1年后,36岁的哈尼克孜因终日哭泣,眼睛开始看不清东西,只有多力坤走近到三四米时,才能勉强认出来。
看到陷入困顿的一家人,多力坤更加着急,利用一切机会寻找小塞米的下落。
他不断地和各地公安机关电话联系,在全国公安人口查询系统上,多力坤发布了塞米的信息,希望得知消息的警官与他联系。拿到公安机关打拐行动公布的流浪儿童名单时,他总要逐个对照查找信息。有一次,多力坤得到一个消息,听说河南郑州警方护送32名新疆籍流浪儿童至乌鲁木齐,他亲自赶到乌鲁木齐去核实是否有塞米·热合曼。然而,总是失望。
今年4月20日,多力坤像往常一样在网上查询塞米·热合曼的下落,突然发现一个叫塞米的人4月11日在安徽滁州的一家旅店住过,这让多力坤兴奋起来。
他拨通了旅馆的电话,经电话核实,登记住宿的塞米也是个维吾尔族小男孩。抱着试一试的想法,多力坤致电滁州城镇派出所,询问是否有塞米·热合曼的犯罪记录。结果令人惊喜,一个曾被拘留的孩子与塞米同名,经过核实,正是与父母失散5年的小塞米。
原来,“热心人”把塞米骗走后,立即变了嘴脸,骗塞米喝下迷药。在一个塞米说不出名字的大城市,他被转手卖给盗窃团伙,并一路拉至安徽滁州。
在滁州,塞米受尽虐待,被迫参与抢劫,每天若要不到钱,就会遭受烟头烫、鞭子打的惩罚。
难以忍受折磨的小塞米趁同伙熟睡时跑到当地派出所自首,但因证据不足未被受理,他只能继续流浪街头。
一天,塞米在早市闲逛,看到旁边的警车,立即想出有望得到救助的好办法,他抢走卖菜老汉的一叠毛票,主动跑到警车前自首,因此被立案拘留。

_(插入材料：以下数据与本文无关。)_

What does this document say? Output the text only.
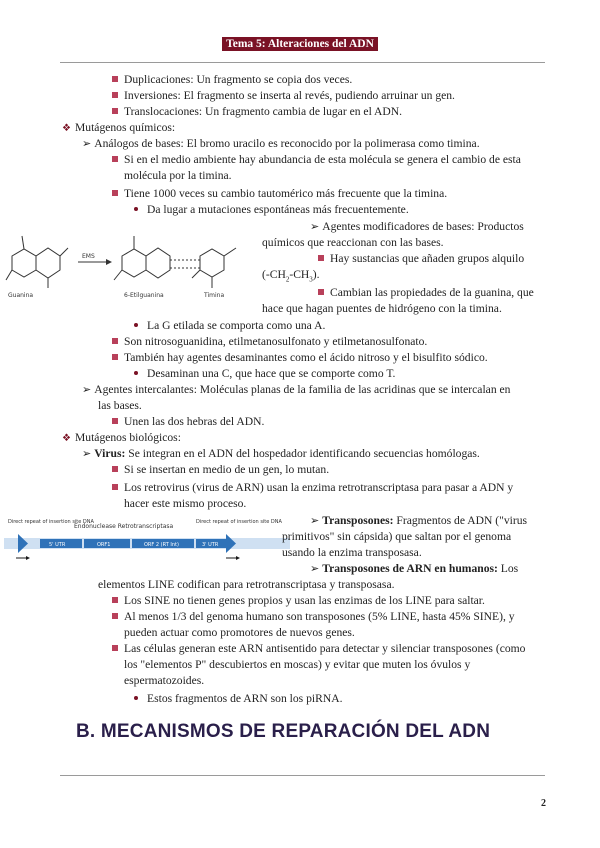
Tema 5: Alteraciones del ADN
Duplicaciones: Un fragmento se copia dos veces.
Inversiones: El fragmento se inserta al revés, pudiendo arruinar un gen.
Translocaciones: Un fragmento cambia de lugar en el ADN.
❖ Mutágenos químicos:
➢ Análogos de bases: El bromo uracilo es reconocido por la polimerasa como timina.
Si en el medio ambiente hay abundancia de esta molécula se genera el cambio de esta
molécula por la timina.
Tiene 1000 veces su cambio tautomérico más frecuente que la timina.
Da lugar a mutaciones espontáneas más frecuentemente.
EMS
Guanina	6-Etilguanina	Timina
➢ Agentes modificadores de bases: Productos
químicos que reaccionan con las bases.
Hay sustancias que añaden grupos alquilo
$(-CH_2-CH_3)$.
Cambian las propiedades de la guanina, que
hace que hagan puentes de hidrógeno con la timina.
La G etilada se comporta como una A.
Son nitrosoguanidina, etilmetanosulfonato y etilmetanosulfonato.
También hay agentes desaminantes como el ácido nitroso y el bisulfito sódico.
Desaminan una C, que hace que se comporte como T.
➢ Agentes intercalantes: Moléculas planas de la familia de las acridinas que se intercalan en
las bases.
Unen las dos hebras del ADN.
❖ Mutágenos biológicos:
➢ Virus: Se integran en el ADN del hospedador identificando secuencias homólogas.
Si se insertan en medio de un gen, lo mutan.
Los retrovirus (virus de ARN) usan la enzima retrotranscriptasa para pasar a ADN y
hacer este mismo proceso.
Direct repeat of insertion site DNA	Direct repeat of insertion site DNA
Endonuclease Retrotranscriptasa
5' UTR	ORF1	ORF 2 (RT Int)	3' UTR
➢ Transposones: Fragmentos de ADN ("virus
primitivos" sin cápsida) que saltan por el genoma
usando la enzima transposasa.
➢ Transposones de ARN en humanos: Los
elementos LINE codifican para retrotranscriptasa y transposasa.
Los SINE no tienen genes propios y usan las enzimas de los LINE para saltar.
Al menos 1/3 del genoma humano son transposones (5% LINE, hasta 45% SINE), y
pueden actuar como promotores de nuevos genes.
Las células generan este ARN antisentido para detectar y silenciar transposones (como
los "elementos P" descubiertos en moscas) y evitar que muten los óvulos y
espermatozoides.
Estos fragmentos de ARN son los piRNA.
B. MECANISMOS DE REPARACIÓN DEL ADN
2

塞米有消息了,热合曼一家重新绽放笑容。为获得信任,多力坤将自己的身份信息通过传真发给安徽滁州城镇派出所,并转账1000元钱,让当地警方为塞米购买回乡的车票和日用品,还联系铁路公安局将塞米安全送达阿克苏火车站。
4月27日,在阿克苏火车站,热合曼和哈尼克孜紧紧抱住失散5年的儿子,望着儿子身上的一道道伤疤,家人心痛不已。
“5年的流浪儿童生活已经让塞米改变了许多,他应该重返校园读书!”同赛米的父母商量后,多力坤带着塞米去医院体检,帮助他返回学校读书,并承诺每月资助塞米500元生活费。
塞米回家了,但对他漫长的人生来说,回家只是第一步,未来依旧有许多难题考验着他。